To add to Cache List:

  • Remove the oldest page from the inactive list which is LRU so remove from the front of the list
  • We set the scan so that we know we have looked it through and if a page is accessed frequently it can happen it comes again back of the list
  • If scan and dirty bit of page are set then we are going to write it and put it on the inactive list. For many files, we delay up to 30 secs to write back the changes and the hope is by second scan cycle it should have written back to the disk.

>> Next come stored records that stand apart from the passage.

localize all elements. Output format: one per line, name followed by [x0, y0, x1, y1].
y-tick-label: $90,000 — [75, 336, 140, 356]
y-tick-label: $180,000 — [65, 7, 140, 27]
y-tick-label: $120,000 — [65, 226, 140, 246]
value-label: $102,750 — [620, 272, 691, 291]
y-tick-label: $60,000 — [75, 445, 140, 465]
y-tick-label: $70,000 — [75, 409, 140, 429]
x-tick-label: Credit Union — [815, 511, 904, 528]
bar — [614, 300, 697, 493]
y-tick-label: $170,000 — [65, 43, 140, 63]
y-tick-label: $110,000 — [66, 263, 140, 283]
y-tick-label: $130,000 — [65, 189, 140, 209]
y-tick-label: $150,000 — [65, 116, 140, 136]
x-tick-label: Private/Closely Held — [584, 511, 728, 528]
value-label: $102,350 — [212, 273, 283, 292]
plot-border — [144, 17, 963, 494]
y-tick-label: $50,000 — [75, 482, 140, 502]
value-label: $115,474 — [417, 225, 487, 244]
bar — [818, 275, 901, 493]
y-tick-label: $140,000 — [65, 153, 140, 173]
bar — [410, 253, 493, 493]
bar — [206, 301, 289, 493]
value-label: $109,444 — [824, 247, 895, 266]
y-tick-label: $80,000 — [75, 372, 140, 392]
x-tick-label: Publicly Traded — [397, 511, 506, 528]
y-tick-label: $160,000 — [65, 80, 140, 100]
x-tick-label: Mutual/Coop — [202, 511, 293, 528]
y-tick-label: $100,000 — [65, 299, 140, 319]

We are delaying the changes to be written to disk due to this procedure instead replying that in the meantime normal course of activities would itself lead to a dirty page to written back to disk and by the time we saw it next we are good to put it to the inactive list
  • Otherwise if the page is clean then put it in the cache list


To add to Inactive List:

  • Take the oldest page from an active list by using Least Actively Used
  • If any executables are referencing the page then we increase the active count and put it back on the list
  • If not in use and decrement the active count and if the count is still greater than 0 then we put the page back into the list
  • If the active count has reached to zero then we clear the scan flag and move the page to the end of the inactive list


center-aligned-image



Page Coloring

Failure to do this would lead to significant degradation of system performance. Hardware cache has some size sometimes they are two or three-way SetAssociativeCaches.

The idea of page coloring is to best we can to layout segment of address space so that its layout the pages nicely, i.e., we don’t want to fill the whole cache with same tag bit(SetAssociativeCaches) we want the even distribution of tag bits in the cache so that performance is better.